Not necessarily true. If you have a particular bitstream that approximates a waveform, and you use a fourier transform to generate an approximation with sufficient accuracy that it reproduces the same bitstream, you have something lossless.

Also, even if you don't go that far, many lossless algorithms operate by first providing an approximation and then including the (usually small) deltas between the approximation and the actual bitstream.


The Fourier transform itself is an exact mathematical transformation with an exact inverse transform. There's nothing lossy about it.


Mathematically, you are correct. Practically you are not if you consider the transform source.


What do you mean? If the original source is analog and sampled below its Nyquist rate in the analog-to-digital conversion, the process is indeed irreversible. But that all happens before any transforms from the time domain to the frequency domain are in play, so it's a separate issue.

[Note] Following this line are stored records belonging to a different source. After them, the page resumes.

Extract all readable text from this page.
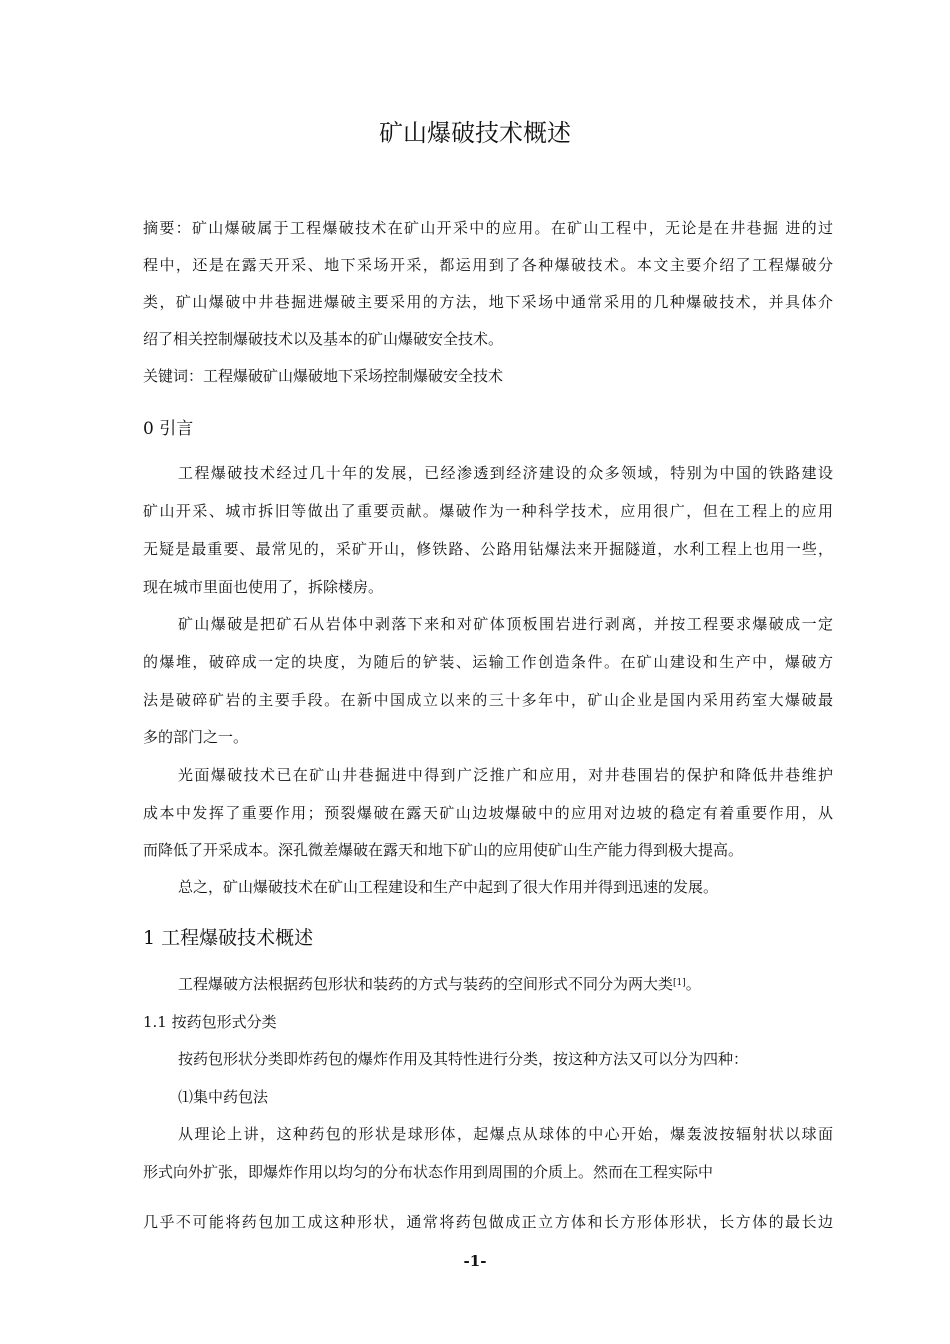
矿山爆破技术概述
摘要：矿山爆破属于工程爆破技术在矿山开采中的应用。在矿山工程中，无论是在井巷掘 进的过
程中，还是在露天开采、地下采场开采，都运用到了各种爆破技术。本文主要介绍了工程爆破分
类，矿山爆破中井巷掘进爆破主要采用的方法，地下采场中通常采用的几种爆破技术，并具体介
绍了相关控制爆破技术以及基本的矿山爆破安全技术。
关键词：工程爆破矿山爆破地下采场控制爆破安全技术
0 引言
工程爆破技术经过几十年的发展，已经渗透到经济建设的众多领域，特别为中国的铁路建设
矿山开采、城市拆旧等做出了重要贡献。爆破作为一种科学技术，应用很广，但在工程上的应用
无疑是最重要、最常见的，采矿开山，修铁路、公路用钻爆法来开掘隧道，水利工程上也用一些，
现在城市里面也使用了，拆除楼房。
矿山爆破是把矿石从岩体中剥落下来和对矿体顶板围岩进行剥离，并按工程要求爆破成一定
的爆堆，破碎成一定的块度，为随后的铲装、运输工作创造条件。在矿山建设和生产中，爆破方
法是破碎矿岩的主要手段。在新中国成立以来的三十多年中，矿山企业是国内采用药室大爆破最
多的部门之一。
光面爆破技术已在矿山井巷掘进中得到广泛推广和应用，对井巷围岩的保护和降低井巷维护
成本中发挥了重要作用；预裂爆破在露天矿山边坡爆破中的应用对边坡的稳定有着重要作用，从
而降低了开采成本。深孔微差爆破在露天和地下矿山的应用使矿山生产能力得到极大提高。
总之，矿山爆破技术在矿山工程建设和生产中起到了很大作用并得到迅速的发展。
1 工程爆破技术概述
工程爆破方法根据药包形状和装药的方式与装药的空间形式不同分为两大类[1]。
1.1 按药包形式分类
按药包形状分类即炸药包的爆炸作用及其特性进行分类，按这种方法又可以分为四种：
⑴集中药包法
从理论上讲，这种药包的形状是球形体，起爆点从球体的中心开始，爆轰波按辐射状以球面
形式向外扩张，即爆炸作用以均匀的分布状态作用到周围的介质上。然而在工程实际中
几乎不可能将药包加工成这种形状，通常将药包做成正立方体和长方形体形状，长方体的最长边
-1-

Beyond that, discrete Fourier and cosine transforms as usually implemented are not fully reversible because of loss in precision. A colleague of mine blogged about the issue in the context of Haar transforms a few years ago: http://cbloomrants.blogspot.com/2008/09/09-08-08-1.html. By decomposing an orthogonal transform into shears as explained by Charles, you can design reversible fixed-precision variants of the DCT like binDCT: http://citeseerx.ist.psu.edu/viewdoc/summary?doi=10.1.1.41.8...


Sorry it is a separate issue - I should have been more clear.

The original point the OP made was a bad example. Unfortunately I made a poor attempt at explaining that.